THE 2022 Lesbian Gay Bisexual Transgender Queer (LGBTQ) pride festival in Guyana is expected to kick off next month with a packed calendar of events, following a two-year hiatus.

That was revealed by the Guyana LGBT Coalition which comprises several LGBTQ advocacy groups in the country. This year’s celebration is expected to be hosted under the theme, “Our Bodies, Our Lives, Our Rights” and will take on a new format.

The festival will open on June 19, 2022 with a virtual interfaith forum, followed by a “Drag Fest” on June 25, an open mic night on July 1, film screening on July 4 and games night on July 8.

Events will continue with the Tea Party and Hat Show on July 10, Pride Symposium on July 11 and will conclude on July 16 with the most anticipated events, the pride parade and pride party.

According to Managing Director of the Society Against Sexual Orientation Discrimination (SASOD), Joel Simpson, since the inaugural pride festival in 2017, all of the events and activities have been made public as all are welcomed and this year is no different.

Simpson made these remarks at the Media launch for Pride Festival 2022 which was hosted Wednesday last at the British High Commissioner’s residence. As it relates to the advocacy agenda for this year’s pride, Simpson stated that the focus will be on sexual rights.

“We want to draw attention to laws which criminalise same sex intimacy this year and we know that those laws are colonial in nature and it’s something that we inherited,” he said.

To this end, he added that most countries like the United Kingdom have long gone past those laws and separated themselves from same even as independent countries still hold on to the “relics of colonialism.”

“So, part of the festival this year we want to draw the attention to this particular form of sexual rights and the injustices that still persist because of the presence of these laws,” Simpson added.

While he mentioned that the laws were not often directly enforced, they were still the cause of indirect discrimination to members of the LGBTQ community in Guyana.

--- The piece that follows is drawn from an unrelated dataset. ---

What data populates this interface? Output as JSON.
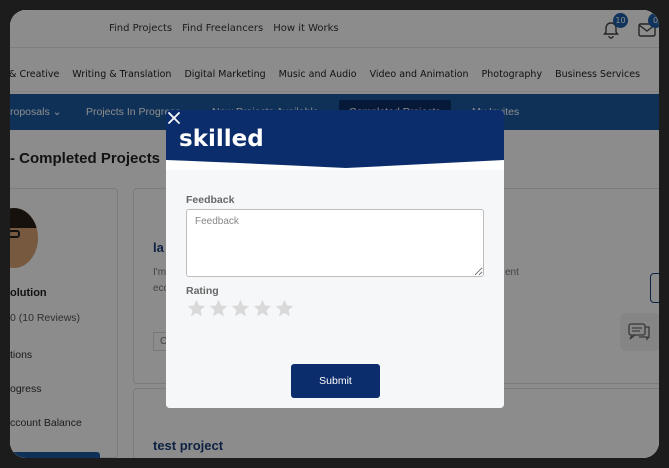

With that he indicated that now that COVID-19 restrictions have been lifted and persons were now coming out to socialise, they were seeing the resurgence of those types of human rights violations.

As such, Simpson made the call for Sections 351 to 353 of Guyana’s Criminal law offences act, which speaks to the criminalisation of same sex intimacy to be repealed just as other countries have repealed similar laws.

Meanwhile, British High Commissioner to Guyana, Jane Miller, during the launch, stated that the UK was proud to be the champion for LGBT rights across the world even as she expressed her excitement to be able to take part in the pride festival this year, as it returns to face-to-face celebrations.

Miller went on to say that the UK had repealed those laws and has laws that protect the rights of the LGBT community even as there are countries that have not changed, including Guyana.